Xuan Sheng se acercó lentamente, se sentó y observó a Shuang Jing, que pasaba corriendo a lo lejos, animándolo. Le preguntó en voz baja: «Si lo que dices es cierto... ¿por qué perdí la memoria?».
"Abuelo, yo también quiero saberlo, ¿de acuerdo?", pensó Che Shui, atizando el fuego con expresión de frustración, pero aun así le explicó brevemente el incidente ocurrido en Chongchonglou hace cinco años:
"...Así que, tú y Xiao Jing resultaron gravemente heridos en aquel entonces, y fueron llevados a recuperarse por la Torre de la Media Luna y la Puerta de las Siete Piedras, respectivamente. Xiao Jing tardó más de medio año en recuperarse, y en cuanto a ti..." Su voz era algo sombría, "Recién ahora nos enteramos de que sigues con vida... Tanto la Torre Chongchong como la Puerta de las Siete Piedras enviaron a mucha gente a buscar rastros de la Ciudad de la Media Luna, pero... es demasiado difícil encontrarla..."
Xuan Sheng permaneció en silencio, mirando al hombre que estaba de pie a su lado con la cabeza gacha, como un niño que hubiera hecho algo malo, y no pudo evitar sentir tristeza.
Levantó la vista hacia Shuangjing, que ignoraba a las sirvientas que estaban detrás de ella, y no pudo evitar preguntar: "¿Y qué hay de mí y del Maestro de la Secta de las Siete Piedras...?"
—La consientes demasiado —interrumpió Che Shui antes de que pudiera terminar la frase, y levantó la vista con una sonrisa—. Es difícil imaginar que alguien tan frío y distante como tú la consienta, ¿verdad? Pero de verdad, de verdad, de verdad… la consientes muchísimo. ¡Antes, cuando te veía consintiéndola, me daban ganas de darte unas cuantas patadas!

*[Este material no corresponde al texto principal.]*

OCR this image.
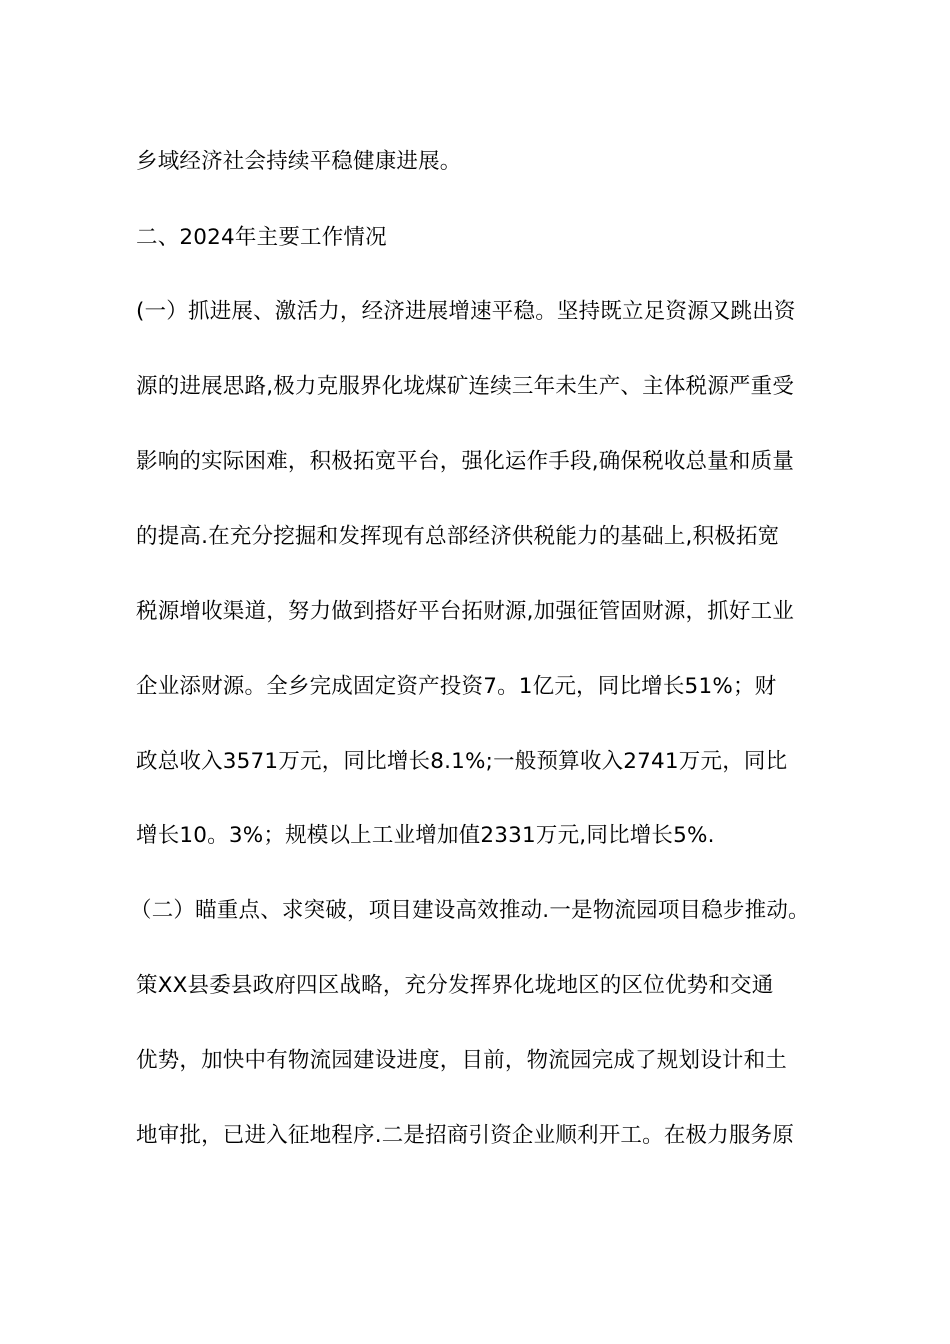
乡域经济社会持续平稳健康进展。
二、2024年主要工作情况
(一）抓进展、激活力，经济进展增速平稳。坚持既立足资源又跳出资
源的进展思路,极力克服界化垅煤矿连续三年未生产、主体税源严重受
影响的实际困难，积极拓宽平台，强化运作手段,确保税收总量和质量
的提高.在充分挖掘和发挥现有总部经济供税能力的基础上,积极拓宽
税源增收渠道，努力做到搭好平台拓财源,加强征管固财源，抓好工业
企业添财源。全乡完成固定资产投资7。1亿元，同比增长51%；财
政总收入3571万元，同比增长8.1%;一般预算收入2741万元，同比
增长10。3%；规模以上工业增加值2331万元,同比增长5%.
（二）瞄重点、求突破，项目建设高效推动.一是物流园项目稳步推动。
策XX县委县政府四区战略，充分发挥界化垅地区的区位优势和交通
优势，加快中有物流园建设进度，目前，物流园完成了规划设计和土
地审批，已进入征地程序.二是招商引资企业顺利开工。在极力服务原
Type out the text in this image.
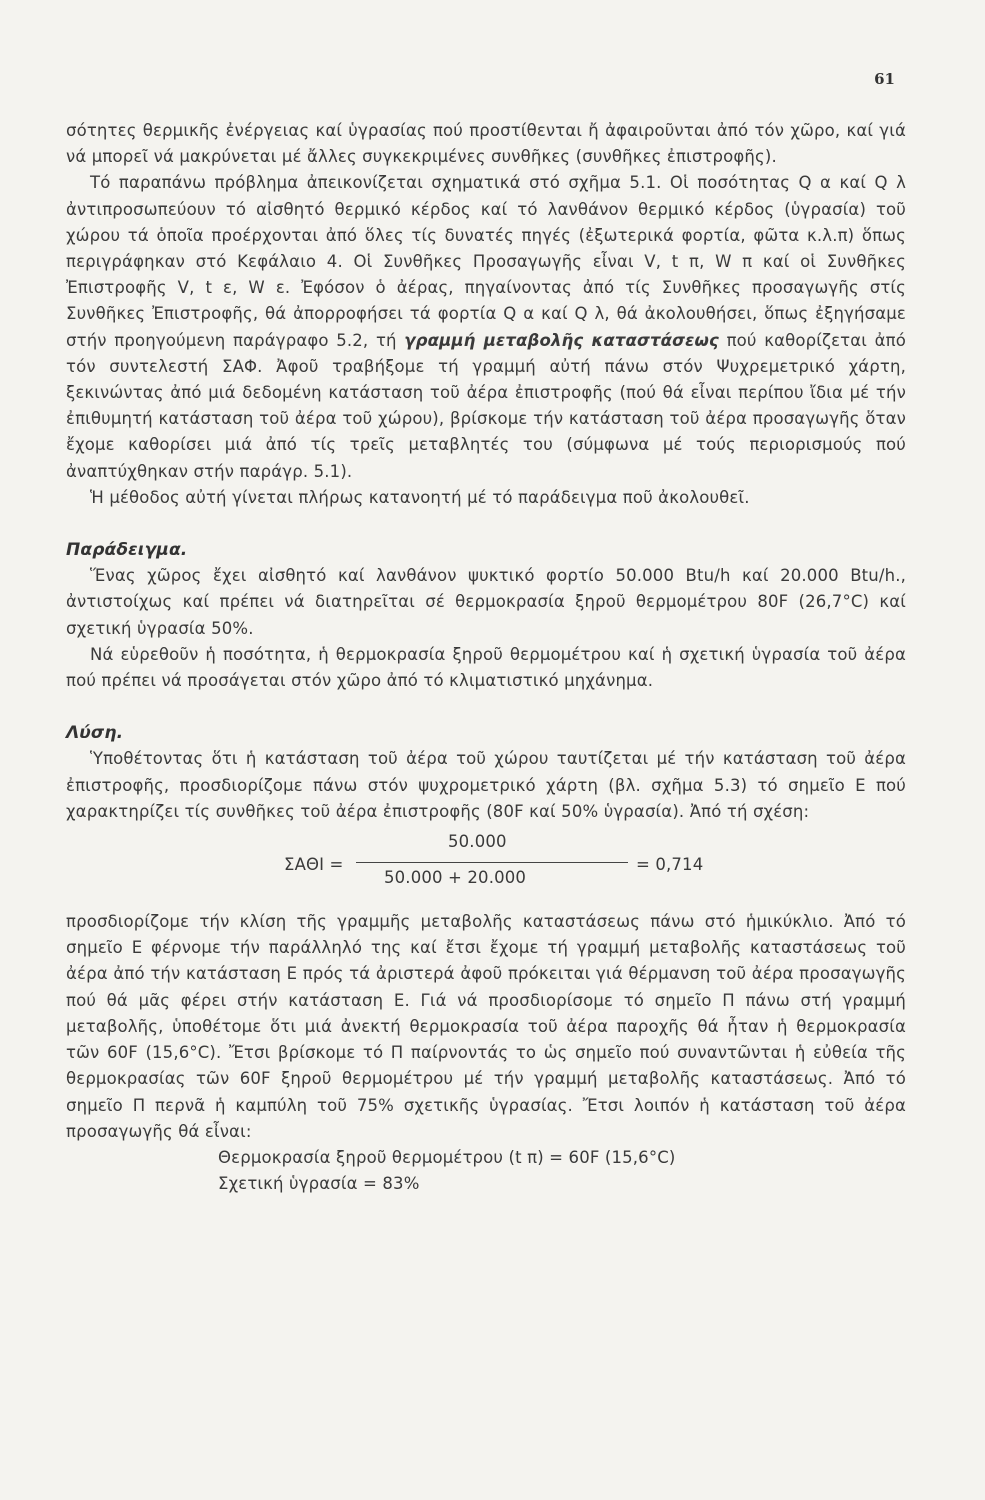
61

σότητες θερμικῆς ἐνέργειας καί ὑγρασίας πού προστίθενται ἤ ἀφαιροῦνται ἀπό τόν χῶρο, καί γιά νά μπορεῖ νά μακρύνεται μέ ἄλλες συγκεκριμένες συνθῆκες (συνθῆκες ἐπιστροφῆς).

Τό παραπάνω πρόβλημα ἀπεικονίζεται σχηματικά στό σχῆμα 5.1. Οἱ ποσότητας Q α καί Q λ ἀντιπροσωπεύουν τό αἰσθητό θερμικό κέρδος καί τό λανθάνον θερμικό κέρδος (ὑγρασία) τοῦ χώρου τά ὁποῖα προέρχονται ἀπό ὅλες τίς δυνατές πηγές (ἐξωτερικά φορτία, φῶτα κ.λ.π) ὅπως περιγράφηκαν στό Κεφάλαιο 4. Οἱ Συνθῆκες Προσαγωγῆς εἶναι V, t π, W π καί οἱ Συνθῆκες Ἐπιστροφῆς V, t ε, W ε. Ἐφόσον ὁ ἀέρας, πηγαίνοντας ἀπό τίς Συνθῆκες προσαγωγῆς στίς Συνθῆκες Ἐπιστροφῆς, θά ἀπορροφήσει τά φορτία Q α καί Q λ, θά ἀκολουθήσει, ὅπως ἐξηγήσαμε στήν προηγούμενη παράγραφο 5.2, τή γραμμή μεταβολῆς καταστάσεως πού καθορίζεται ἀπό τόν συντελεστή ΣΑΦ. Ἀφοῦ τραβήξομε τή γραμμή αὐτή πάνω στόν Ψυχρεμετρικό χάρτη, ξεκινώντας ἀπό μιά δεδομένη κατάσταση τοῦ ἀέρα ἐπιστροφῆς (πού θά εἶναι περίπου ἴδια μέ τήν ἐπιθυμητή κατάσταση τοῦ ἀέρα τοῦ χώρου), βρίσκομε τήν κατάσταση τοῦ ἀέρα προσαγωγῆς ὅταν ἔχομε καθορίσει μιά ἀπό τίς τρεῖς μεταβλητές του (σύμφωνα μέ τούς περιορισμούς πού ἀναπτύχθηκαν στήν παράγρ. 5.1).

Ἡ μέθοδος αὐτή γίνεται πλήρως κατανοητή μέ τό παράδειγμα ποῦ ἀκολουθεῖ.

Παράδειγμα.

Ἕνας χῶρος ἔχει αἰσθητό καί λανθάνον ψυκτικό φορτίο 50.000 Btu/h καί 20.000 Btu/h., ἀντιστοίχως καί πρέπει νά διατηρεῖται σέ θερμοκρασία ξηροῦ θερμομέτρου 80F (26,7°C) καί σχετική ὑγρασία 50%.

Νά εὑρεθοῦν ἡ ποσότητα, ἡ θερμοκρασία ξηροῦ θερμομέτρου καί ἡ σχετική ὑγρασία τοῦ ἀέρα πού πρέπει νά προσάγεται στόν χῶρο ἀπό τό κλιματιστικό μηχάνημα.

Λύση.

Ὑποθέτοντας ὅτι ἡ κατάσταση τοῦ ἀέρα τοῦ χώρου ταυτίζεται μέ τήν κατάσταση τοῦ ἀέρα ἐπιστροφῆς, προσδιορίζομε πάνω στόν ψυχρομετρικό χάρτη (βλ. σχῆμα 5.3) τό σημεῖο Ε πού χαρακτηρίζει τίς συνθῆκες τοῦ ἀέρα ἐπιστροφῆς (80F καί 50% ὑγρασία). Ἀπό τή σχέση:

ΣΑΘΙ =
50.000
50.000 + 20.000
= 0,714

προσδιορίζομε τήν κλίση τῆς γραμμῆς μεταβολῆς καταστάσεως πάνω στό ἡμικύκλιο. Ἀπό τό σημεῖο Ε φέρνομε τήν παράλληλό της καί ἔτσι ἔχομε τή γραμμή μεταβολῆς καταστάσεως τοῦ ἀέρα ἀπό τήν κατάσταση Ε πρός τά ἀριστερά ἀφοῦ πρόκειται γιά θέρμανση τοῦ ἀέρα προσαγωγῆς πού θά μᾶς φέρει στήν κατάσταση Ε. Γιά νά προσδιορίσομε τό σημεῖο Π πάνω στή γραμμή μεταβολῆς, ὑποθέτομε ὅτι μιά ἀνεκτή θερμοκρασία τοῦ ἀέρα παροχῆς θά ἦταν ἡ θερμοκρασία τῶν 60F (15,6°C). Ἔτσι βρίσκομε τό Π παίρνοντάς το ὡς σημεῖο πού συναντῶνται ἡ εὐθεία τῆς θερμοκρασίας τῶν 60F ξηροῦ θερμομέτρου μέ τήν γραμμή μεταβολῆς καταστάσεως. Ἀπό τό σημεῖο Π περνᾶ ἡ καμπύλη τοῦ 75% σχετικῆς ὑγρασίας. Ἔτσι λοιπόν ἡ κατάσταση τοῦ ἀέρα προσαγωγῆς θά εἶναι:

Θερμοκρασία ξηροῦ θερμομέτρου (t π) = 60F (15,6°C)

Σχετική ὑγρασία = 83%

Se rió entre dientes y continuó hablando consigo mismo:
"Una vez, unos enemigos de la Ciudad de la Media Luna llamaron a nuestra puerta y secuestraron a Xiao Jing, que estaba delirando por la enfermedad. Aún estaba herida y todos estábamos muy preocupados. Pero antes de que pudiéramos reaccionar, saliste corriendo y tú solo acabaste con los quince. Como resultado, tú también resultaste gravemente herido. Aunque lograste salvar a Xiao Jing, los dos yacían en la misma habitación gimiendo. Jejeje..."

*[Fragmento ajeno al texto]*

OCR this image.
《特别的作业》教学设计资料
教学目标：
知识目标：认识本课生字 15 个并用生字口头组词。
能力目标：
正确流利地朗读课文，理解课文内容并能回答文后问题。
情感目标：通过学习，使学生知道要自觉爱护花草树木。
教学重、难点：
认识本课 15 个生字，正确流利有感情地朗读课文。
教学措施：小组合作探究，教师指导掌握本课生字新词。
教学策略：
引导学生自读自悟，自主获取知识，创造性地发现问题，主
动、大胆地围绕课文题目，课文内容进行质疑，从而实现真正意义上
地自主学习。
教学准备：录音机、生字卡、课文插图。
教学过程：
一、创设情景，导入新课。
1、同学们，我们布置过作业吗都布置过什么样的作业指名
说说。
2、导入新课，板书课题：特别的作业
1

Inmerso en recuerdos agradables, Che Shui no pudo evitar bailar y hablar con entusiasmo.
Sin embargo, Xuan Sheng observó su rostro radiante, pero no sintió emoción alguna.
Él no tiene ese recuerdo.
Cuando cierro los ojos, solo puedo pensar en las flores, las plantas y la luz del sol de Half Moon City.
En aquel valle apacible no había odio ni rencores, solo vastos campos, arroyos que fluían por las laderas y días tranquilos.
No había heridas, ni sangre, ni señales de espadas o lanzas.
Aunque esa persona haya sido muy importante en su momento, no queda rastro de ella en mis recuerdos.